Deploying Authentik Part 1

A recent episode of the Risky Biz Podcast featured an interview with Fletcher Heisler from Authentik, who make an open-source SSO/IdP. I’ve been using Keycloak for a couple of years now and while I have found it reliable, I have also found its feature-set to be rather limited as I would like to move to using passkeys for logging into my systems and bring RADIUS (easily) to my networking. So, after listening to the interview and hearing about what Authentik can do, I’ve spun up an instance to see if I can swap from Keycloak. The purpose of this blog post is to record some of the headaches I had getting my AD (Samba) back-end configured.

The basic installation is straight forward, and their documentation is mostly good. Spinning up a docker instance was an easy task and should make managing the software in the future (as when during a distro upgrade) much easier. I learned the hard way recently that when you do a Ubuntu in-place distribution upgrade, and MariaDB is upgraded, that you need to also upgrade MariaDB’s internal schema too. But with docker, and containers maintaining their own instances of, well, everything, the system becomes more resilient to my changes to the OS. Tick.

After following the bouncing ball getting through the initial setup, things started to fall apart when I added my AD backend via LDAP. I found the users would sync with no issue, once I correctly applied the filters to remove computer objects, however groups and group memberships did not. The documentation did not make it clear where exactly the filters needed to go and additional (superfluous) mappings were included by default, which caused the sync from Samba to fail.
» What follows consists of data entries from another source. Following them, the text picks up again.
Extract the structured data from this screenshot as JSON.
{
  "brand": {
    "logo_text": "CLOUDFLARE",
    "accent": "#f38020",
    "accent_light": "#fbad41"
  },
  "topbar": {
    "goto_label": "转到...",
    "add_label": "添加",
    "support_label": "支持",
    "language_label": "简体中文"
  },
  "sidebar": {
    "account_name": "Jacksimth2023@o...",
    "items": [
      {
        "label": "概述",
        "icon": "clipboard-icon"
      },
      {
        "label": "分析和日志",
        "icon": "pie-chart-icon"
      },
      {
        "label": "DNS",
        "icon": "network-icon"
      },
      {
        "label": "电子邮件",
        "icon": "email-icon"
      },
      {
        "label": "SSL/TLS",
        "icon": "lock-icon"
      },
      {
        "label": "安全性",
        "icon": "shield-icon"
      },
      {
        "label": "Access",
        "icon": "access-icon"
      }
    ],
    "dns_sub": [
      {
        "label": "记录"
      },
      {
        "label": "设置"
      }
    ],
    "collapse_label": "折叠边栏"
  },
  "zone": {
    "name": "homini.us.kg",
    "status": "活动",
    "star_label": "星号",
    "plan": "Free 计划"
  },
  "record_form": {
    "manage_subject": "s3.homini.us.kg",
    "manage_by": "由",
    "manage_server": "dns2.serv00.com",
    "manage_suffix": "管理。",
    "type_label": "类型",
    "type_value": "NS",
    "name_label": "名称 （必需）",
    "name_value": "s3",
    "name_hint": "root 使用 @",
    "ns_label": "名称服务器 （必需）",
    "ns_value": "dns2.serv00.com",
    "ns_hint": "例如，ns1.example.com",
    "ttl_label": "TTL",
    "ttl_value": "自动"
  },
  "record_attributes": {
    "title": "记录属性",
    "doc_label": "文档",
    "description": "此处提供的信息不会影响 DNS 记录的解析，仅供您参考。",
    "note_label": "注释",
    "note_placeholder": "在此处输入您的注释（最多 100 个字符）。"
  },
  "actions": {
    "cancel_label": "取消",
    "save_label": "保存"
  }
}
I found that for my simple AD setup, that I only needed to sync ‘authentic default OpenLDAP Mapping:cn’ for the group properties. And under additional settings, I changed the User object filter to ‘(&(objectClass=user)(!(objectClass=computer)))’, group membership filed to ‘memberOf:1.2.840.113556.1.4.1941:’ and enabled the ‘loookup using user attribute’ option. All of which was in the documentation, but was left ambiguous – leaving me to try a couple of different combinations of settings until the groups appeared and then were correctly populated. I then tested changing the group membership in Samba AD, running a sync and checking the changes propagated.  

With the basics up and running I can now look forward to setting up the built-in RADIUS functionality which I hope to integrate into my Ubiquiti Unifi WiFi so I can enable identity aware WPA3-enterprise networking. I also began playing around with the default flows and logging in with my user account using a passkey with some success. I suspect that Authentik will end up replacing Keycloak as my single-sign-on provider once I’ve finished learning its nuances.